-2

I study Regex from last 5 days and still don't get it. It seems Regex is not possible to understand.

If (\w) mean every alphanumeric character in groups, \1 mean group number 1 and {4,} mean match it 4 or more times, how Regex (\w)\1{4,} in string "aa bbbb abcdefg ccccc 111121111 999999999" match to "ccccc"? Can someone explain me it? For me with (\w)\1 the answer should be just second "a". Cant find the answer anywhere.

Wiktor Stribiżew
  • 484,719
  • 26
  • 302
  • 397
Lukas
  • 7
  • 1
  • 1
  • The pattern `(\w)\1{4,}` repeats 4 or more times the value captured in group 1. Number 4 is the minimum part of the quantifier, so it can not match the `aa ` at the start. – The fourth bird Sep 07 '20 at 21:58
  • so in my opinion it should be 'aaaa' and it is not – Lukas Sep 07 '20 at 22:00
  • There is no `aaaaa` in the string. See https://regex101.com/r/tjUwn1/1 Also see https://stackoverflow.com/questions/21880127/have-trouble-understanding-capturing-groups-and-back-references and for example https://stackoverflow.com/questions/17032914/what-do-comma-separated-numbers-in-curly-braces-at-the-end-of-a-regex-mean – The fourth bird Sep 07 '20 at 22:01
  • You literally just (correctly) explained what the regex pattern does. How do you expect it to match `aa`? You need at least `aaaaa`. Yes, `(\w)\1` should match `aa`, but your pattern is _**not**_ `(\w)\1`. It's `(\w)\1{4,}`. – 41686d6564 Sep 07 '20 at 22:04
  • Im using regex101. But cant understand what it is saying.
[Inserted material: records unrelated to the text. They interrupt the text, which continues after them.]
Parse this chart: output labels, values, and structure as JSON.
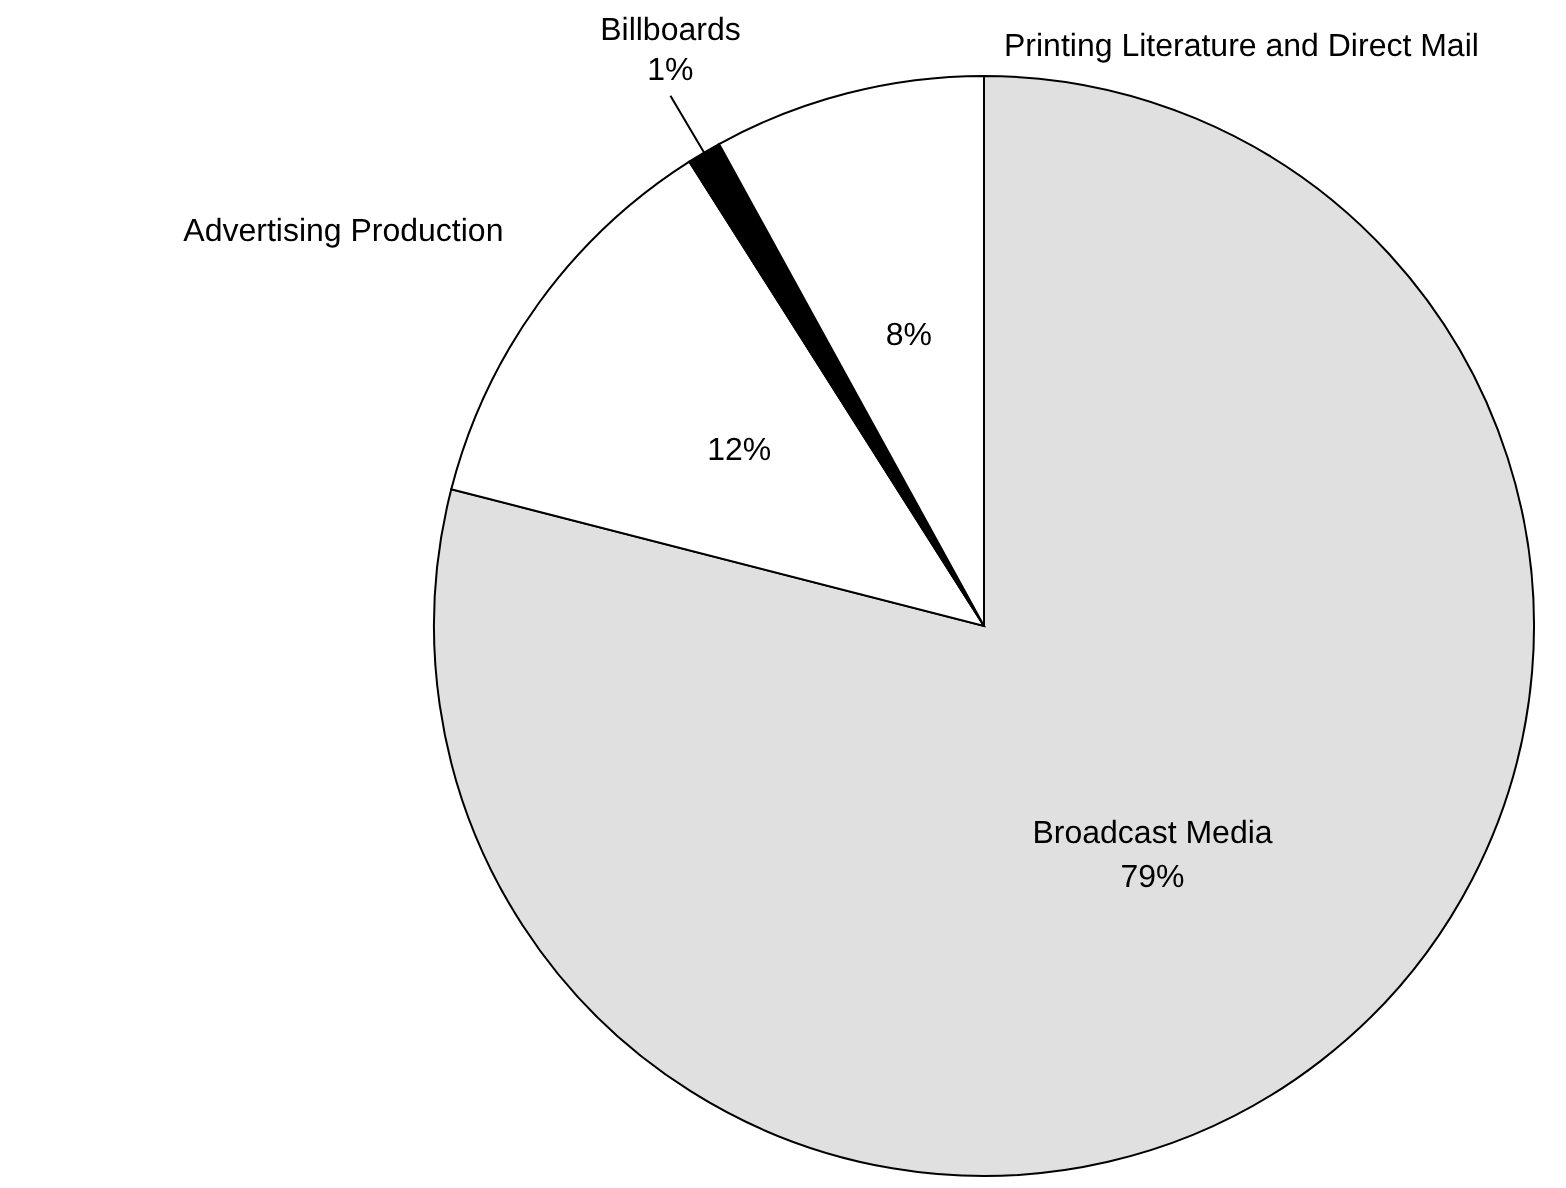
{
  "chart_data": {
    "type": "pie",
    "categories": [
      "Broadcast Media",
      "Advertising Production",
      "Billboards",
      "Printing Literature and Direct Mail"
    ],
    "values": [
      79,
      12,
      1,
      8
    ],
    "value_labels": [
      "79%",
      "12%",
      "1%",
      "8%"
    ],
    "colors": [
      "#e0e0e0",
      "#ffffff",
      "#000000",
      "#ffffff"
    ]
  }
}
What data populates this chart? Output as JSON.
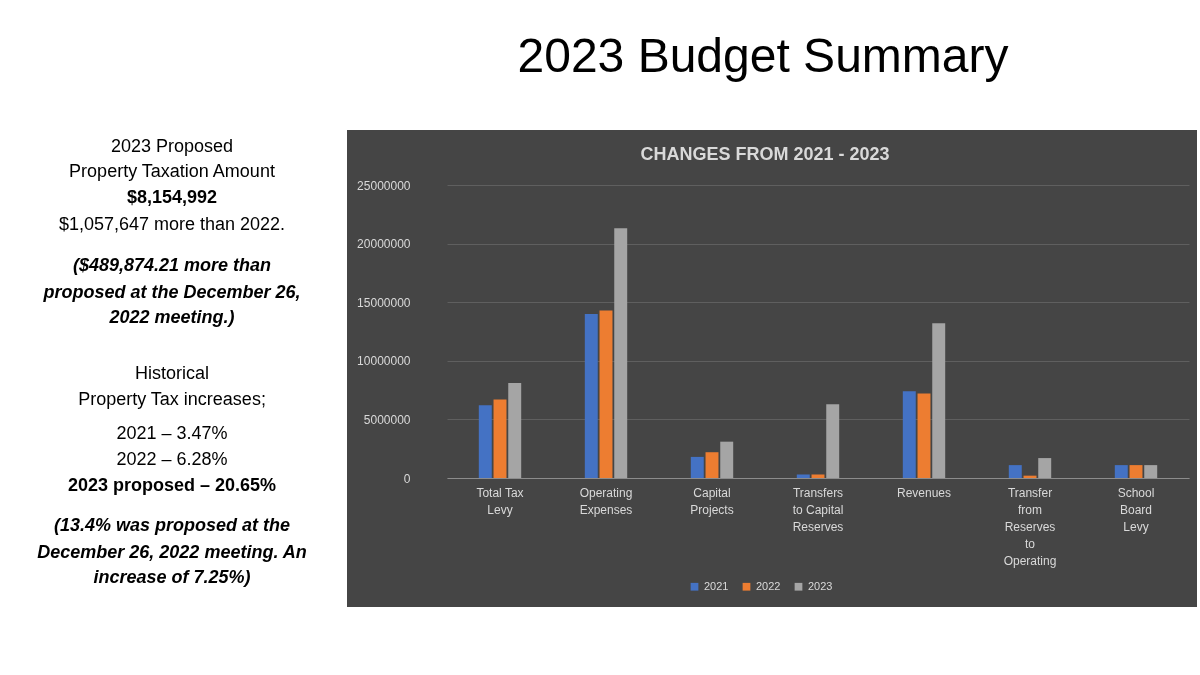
{
  "chart_data": {
    "type": "bar",
    "title": "2023 Budget Summary",
    "subtitle": "CHANGES FROM 2021 - 2023",
    "categories": [
      "Total Tax Levy",
      "Operating Expenses",
      "Capital Projects",
      "Transfers to Capital Reserves",
      "Revenues",
      "Transfer from Reserves to Operating",
      "School Board Levy"
    ],
    "series": [
      {
        "name": "2021",
        "color": "#4472c4",
        "values": [
          6200000,
          14000000,
          1800000,
          300000,
          7400000,
          1100000,
          1100000
        ]
      },
      {
        "name": "2022",
        "color": "#ed7d31",
        "values": [
          6700000,
          14300000,
          2200000,
          300000,
          7200000,
          200000,
          1100000
        ]
      },
      {
        "name": "2023",
        "color": "#a5a5a5",
        "values": [
          8100000,
          21300000,
          3100000,
          6300000,
          13200000,
          1700000,
          1100000
        ]
      }
    ],
    "ylim": [
      0,
      25000000
    ],
    "yticks": [
      0,
      5000000,
      10000000,
      15000000,
      20000000,
      25000000
    ],
    "grid": "y",
    "legend": "bottom",
    "annotations": [
      "2023 Proposed",
      "Property Taxation Amount",
      "$8,154,992",
      "$1,057,647 more than 2022.",
      "($489,874.21 more than",
      "proposed at the December 26,",
      "2022 meeting.)",
      "Historical",
      "Property Tax increases;",
      "2021 – 3.47%",
      "2022 – 6.28%",
      "2023 proposed – 20.65%",
      "(13.4% was proposed at the",
      "December 26, 2022 meeting. An",
      "increase of 7.25%)"
    ]
  }
}
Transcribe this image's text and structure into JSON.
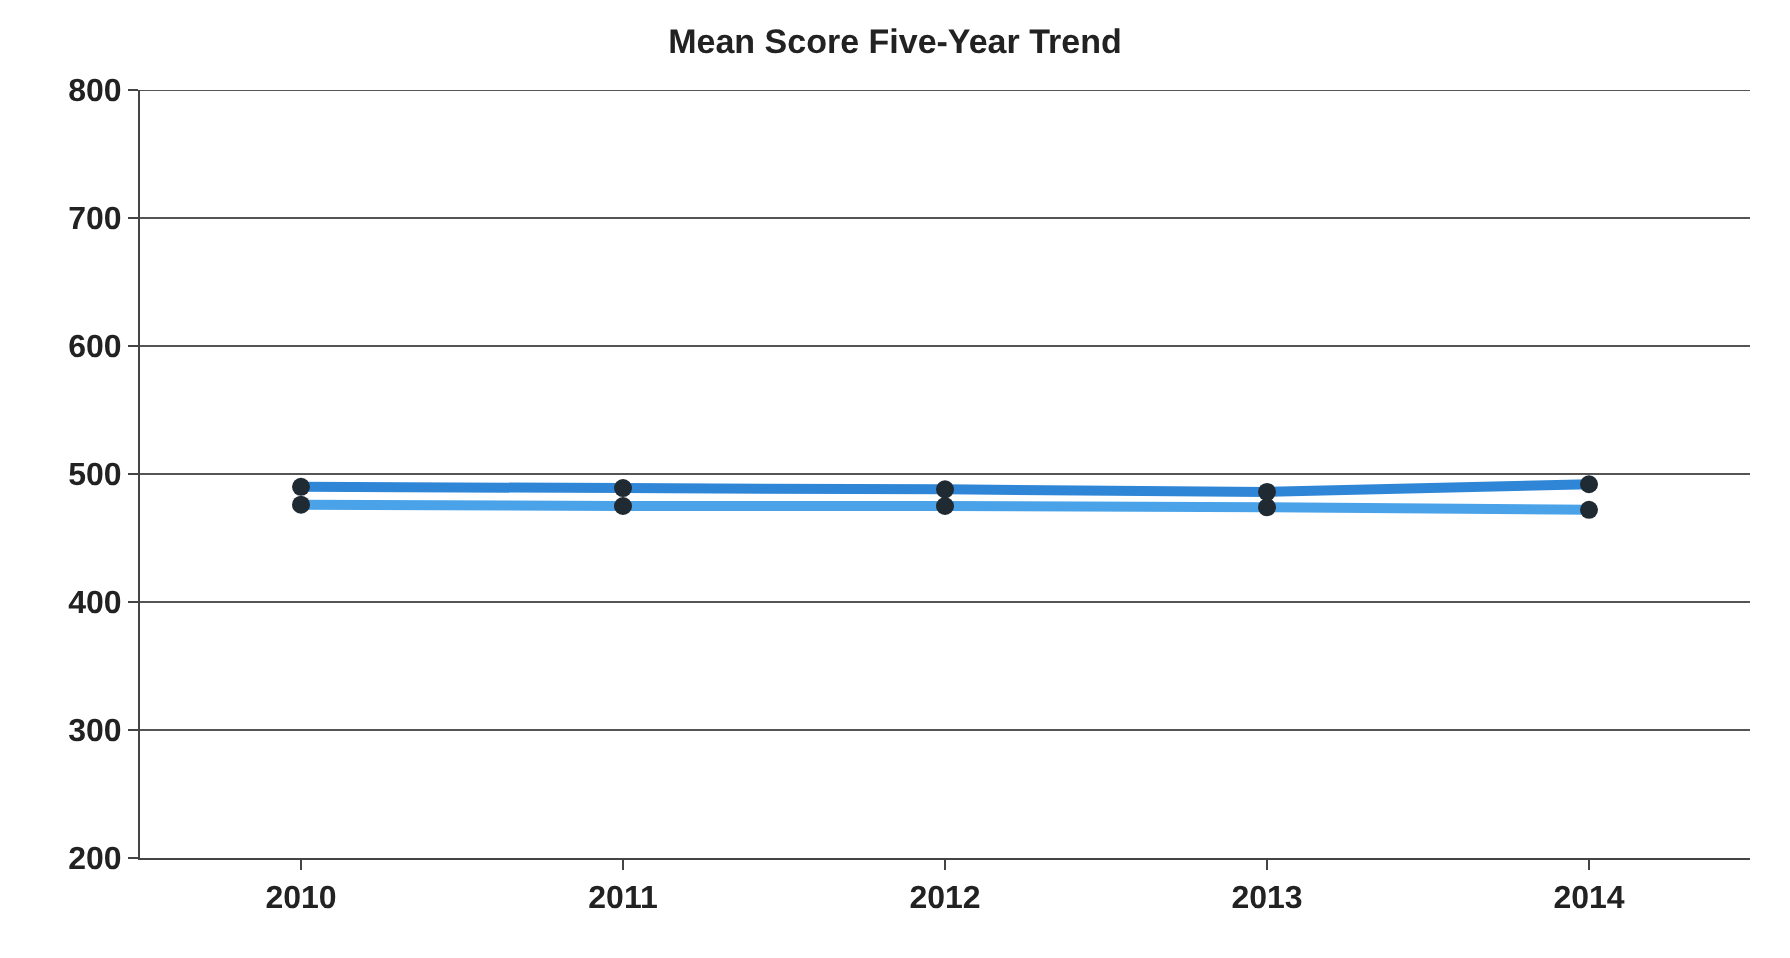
{
  "chart_data": {
    "type": "line",
    "title": "Mean Score Five-Year Trend",
    "categories": [
      "2010",
      "2011",
      "2012",
      "2013",
      "2014"
    ],
    "series": [
      {
        "color": "#2f86d6",
        "values": [
          490,
          489,
          488,
          486,
          492
        ]
      },
      {
        "color": "#4aa3e8",
        "values": [
          476,
          475,
          475,
          474,
          472
        ]
      }
    ],
    "ylim": [
      200,
      800
    ],
    "yticks": [
      200,
      300,
      400,
      500,
      600,
      700,
      800
    ],
    "grid": "y",
    "marker": "circle"
  }
}
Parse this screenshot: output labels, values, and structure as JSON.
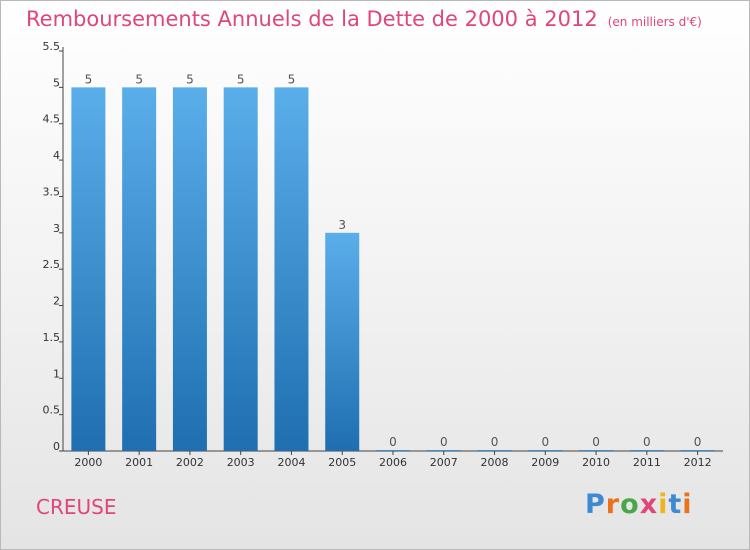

Thats why i wrote here. – Lukas Sep 07 '20 at 22:05

1 Answers1

-1

This regex just means "match a word character((\w)), then match it again (\1) 4+ times ({4,})", or just "match the same word character 5+ times, but only capture one character". For instance, ccccc matches because first (\w) matches the first "c", then \1{4,} matches 4+ of the first capture group, or 4+ "c"s.

SuperStormer
  • 3,554
  • 4
  • 16
  • 29